Sei su Subtext con Emptyset, Roly Porter e Paul Jebanasam. Tutti voi conoscete molto bene la cultura del sound system e tutti voi avete cambiato stile, focalizzandovi di più su atmosfere e texture, e meno sui ritmi. Come hai iniziato a lavorare con Subtext? Vedi tutte le similitudini che vedo?

Oliver Peryman (FIS): Ho incontrato per la prima volta James (Ginzburg, di Emptyset e Subtext, ndr) per via di un amico comune, Brandon Rosenbluth (di Portals Editions, Shaddah Tuum e nostro agente a Little Big). La collaborazione è cresciuta in modo naturale nel momento in cui ci siamo visti più spesso. È divertente immaginare le etichette come esseri viventi con una loro particolare personalità. Per me Subtext è come un amico che è devoto all’arte e offre al mio lavoro un passaggio diligente e incoraggiante nel mondo.

Vedo le similitudini che trovi. Siamo anche tutti molto diversi, ciascuno con la sua storia. Sin da quando sono arrivato in Europa ho visto quanto il mio percorso attraverso la musica elettronica è stato determinato dalle opzioni disponibili per me in Nuova Zelanda, dove sono cresciuto. I nostri negozi di dischi erano isolati, non riuscivamo a prendere certe stazioni radio a casa, e io ho avuto un accesso limitato a internet finché non sono diventato diciottenne e ho lasciato casa per l’Università. Quindi ho dovuto mettermi in contatto con la musica in modo più intuitivo, potevo sentire queste essenze smorzate fantasmatiche della musica che stavano “là fuori, da qualche parte”. Non ci pensavo molto all’epoca, ma guardandomi indietro sono contento di aver dovuto usare certe facoltà, anche se spesso mi sento fuori luogo in determinati circoli musicali, perché ho una conoscenza frammentata della musica a livello fattuale e teorico.

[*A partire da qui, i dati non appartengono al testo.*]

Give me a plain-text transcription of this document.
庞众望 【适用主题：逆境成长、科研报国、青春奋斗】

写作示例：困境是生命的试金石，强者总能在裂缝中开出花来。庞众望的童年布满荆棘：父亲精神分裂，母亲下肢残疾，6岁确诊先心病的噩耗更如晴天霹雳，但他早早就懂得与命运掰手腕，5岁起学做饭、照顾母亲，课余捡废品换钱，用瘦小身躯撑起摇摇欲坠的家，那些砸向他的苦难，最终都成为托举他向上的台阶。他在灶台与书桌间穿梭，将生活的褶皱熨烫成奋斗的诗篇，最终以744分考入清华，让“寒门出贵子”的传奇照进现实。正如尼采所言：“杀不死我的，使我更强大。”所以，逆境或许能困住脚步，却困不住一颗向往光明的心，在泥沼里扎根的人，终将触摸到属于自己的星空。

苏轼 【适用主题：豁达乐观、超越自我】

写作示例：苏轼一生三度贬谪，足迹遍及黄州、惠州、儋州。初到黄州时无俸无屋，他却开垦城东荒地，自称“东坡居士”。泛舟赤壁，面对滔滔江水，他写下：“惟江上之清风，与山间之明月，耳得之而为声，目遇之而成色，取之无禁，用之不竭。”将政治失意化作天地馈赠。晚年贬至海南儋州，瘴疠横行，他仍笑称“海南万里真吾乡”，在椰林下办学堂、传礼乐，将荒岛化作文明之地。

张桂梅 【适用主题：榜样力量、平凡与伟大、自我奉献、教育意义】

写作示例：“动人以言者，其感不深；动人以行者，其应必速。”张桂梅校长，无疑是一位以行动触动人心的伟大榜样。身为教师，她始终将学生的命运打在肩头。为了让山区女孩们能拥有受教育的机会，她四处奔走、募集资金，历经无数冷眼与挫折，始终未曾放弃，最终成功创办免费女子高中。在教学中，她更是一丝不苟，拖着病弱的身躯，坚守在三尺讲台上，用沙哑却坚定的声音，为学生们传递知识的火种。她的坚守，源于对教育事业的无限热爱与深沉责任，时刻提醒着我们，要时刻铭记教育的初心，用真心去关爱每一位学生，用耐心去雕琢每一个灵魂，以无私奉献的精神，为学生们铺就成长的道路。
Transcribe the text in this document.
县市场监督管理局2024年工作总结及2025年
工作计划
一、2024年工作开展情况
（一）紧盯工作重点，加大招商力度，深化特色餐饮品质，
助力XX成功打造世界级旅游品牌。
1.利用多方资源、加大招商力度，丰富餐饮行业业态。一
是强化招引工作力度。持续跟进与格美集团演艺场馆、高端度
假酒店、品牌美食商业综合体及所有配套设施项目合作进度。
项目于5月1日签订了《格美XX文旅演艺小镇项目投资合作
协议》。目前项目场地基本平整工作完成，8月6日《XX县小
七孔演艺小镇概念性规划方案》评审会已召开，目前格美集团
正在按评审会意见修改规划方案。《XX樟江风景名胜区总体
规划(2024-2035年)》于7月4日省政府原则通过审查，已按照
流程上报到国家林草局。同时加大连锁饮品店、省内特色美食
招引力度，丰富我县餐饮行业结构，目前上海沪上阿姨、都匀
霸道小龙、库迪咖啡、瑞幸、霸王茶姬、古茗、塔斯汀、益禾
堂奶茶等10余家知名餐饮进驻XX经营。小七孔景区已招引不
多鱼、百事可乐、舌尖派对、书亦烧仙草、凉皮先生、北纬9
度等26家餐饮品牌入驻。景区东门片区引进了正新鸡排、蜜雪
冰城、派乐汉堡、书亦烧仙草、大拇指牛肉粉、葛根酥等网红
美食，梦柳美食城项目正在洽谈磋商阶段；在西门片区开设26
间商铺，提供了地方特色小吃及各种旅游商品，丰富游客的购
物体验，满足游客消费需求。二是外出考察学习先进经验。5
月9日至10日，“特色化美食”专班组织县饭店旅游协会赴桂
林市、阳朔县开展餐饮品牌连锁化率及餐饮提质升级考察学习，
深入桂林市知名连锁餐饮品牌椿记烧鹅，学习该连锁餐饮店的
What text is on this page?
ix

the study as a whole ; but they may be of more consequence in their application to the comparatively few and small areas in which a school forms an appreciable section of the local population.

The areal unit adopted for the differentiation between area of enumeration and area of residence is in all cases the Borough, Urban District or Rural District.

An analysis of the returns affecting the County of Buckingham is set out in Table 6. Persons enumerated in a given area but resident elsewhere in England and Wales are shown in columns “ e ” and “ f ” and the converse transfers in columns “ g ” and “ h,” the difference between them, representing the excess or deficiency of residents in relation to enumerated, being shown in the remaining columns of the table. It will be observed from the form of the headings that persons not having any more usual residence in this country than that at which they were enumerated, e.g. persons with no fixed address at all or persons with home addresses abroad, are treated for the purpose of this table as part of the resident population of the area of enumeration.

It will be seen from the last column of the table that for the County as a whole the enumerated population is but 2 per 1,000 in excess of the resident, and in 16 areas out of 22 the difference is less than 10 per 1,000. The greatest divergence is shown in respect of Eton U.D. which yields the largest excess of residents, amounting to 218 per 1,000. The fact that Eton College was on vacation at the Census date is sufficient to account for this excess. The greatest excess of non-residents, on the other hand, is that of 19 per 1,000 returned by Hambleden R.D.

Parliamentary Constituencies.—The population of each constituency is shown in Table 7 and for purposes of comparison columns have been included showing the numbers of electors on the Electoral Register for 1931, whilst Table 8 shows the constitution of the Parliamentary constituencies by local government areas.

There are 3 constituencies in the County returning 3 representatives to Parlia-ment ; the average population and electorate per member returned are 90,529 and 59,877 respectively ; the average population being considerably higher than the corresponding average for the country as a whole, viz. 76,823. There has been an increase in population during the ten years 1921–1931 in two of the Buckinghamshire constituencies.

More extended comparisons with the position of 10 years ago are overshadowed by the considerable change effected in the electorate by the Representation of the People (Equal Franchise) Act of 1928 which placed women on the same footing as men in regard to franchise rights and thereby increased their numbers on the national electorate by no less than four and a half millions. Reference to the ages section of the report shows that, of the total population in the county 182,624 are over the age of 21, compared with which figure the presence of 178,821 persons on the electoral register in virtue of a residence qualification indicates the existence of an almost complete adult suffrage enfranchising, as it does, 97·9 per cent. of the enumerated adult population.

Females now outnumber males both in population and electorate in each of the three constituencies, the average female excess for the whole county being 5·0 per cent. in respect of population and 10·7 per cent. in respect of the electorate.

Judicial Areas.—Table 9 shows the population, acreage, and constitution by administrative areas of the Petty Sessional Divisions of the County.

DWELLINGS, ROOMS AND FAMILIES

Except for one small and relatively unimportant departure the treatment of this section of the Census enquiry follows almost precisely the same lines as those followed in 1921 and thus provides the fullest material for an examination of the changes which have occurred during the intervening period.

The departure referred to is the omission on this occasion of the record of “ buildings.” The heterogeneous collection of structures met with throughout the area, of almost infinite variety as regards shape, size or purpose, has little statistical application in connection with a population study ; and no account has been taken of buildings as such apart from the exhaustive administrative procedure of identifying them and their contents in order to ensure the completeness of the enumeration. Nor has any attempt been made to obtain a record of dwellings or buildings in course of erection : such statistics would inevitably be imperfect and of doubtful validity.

Subtext è parte di un’azienda più grande chiamata Multiverse Ltd. Multiverse fa anche scores for feature films (such as Roly Porter’s original score for “In Fear” and numerous Hollywood film trailers) (http://www.multiverse-music.com/ABOUT). Ti interessano queste attività? Realizzare qualcosa per film, videogame, pubblicità…

Sì, certo! Amo moltissimo il cinema, una forma d’arte molto potente e cerco di imparare molto a riguardo, il più velocemente possibile. Ho proprio iniziato a lavorare anche su di uno score, credo che i dettagli si sapranno presto…

Per favore, tieni presente che non abbiamo lo stesso background. Sin da quando ho intervistato Jebanasam, ho cominciato a pensare che i lettori abbiano bisogno di capire quanto la cultura del sound system influenzi ancora artisti come te. Ci puoi aiutare?

Sono influenze decisamente fondamentali per me, o come minimo c’è una corrispondenza radicata in termini di principi, ad esempio l’amore per il suono. Questa è una cosa semplice, ma spesso sottovalutata nell’elettronica, mi pare.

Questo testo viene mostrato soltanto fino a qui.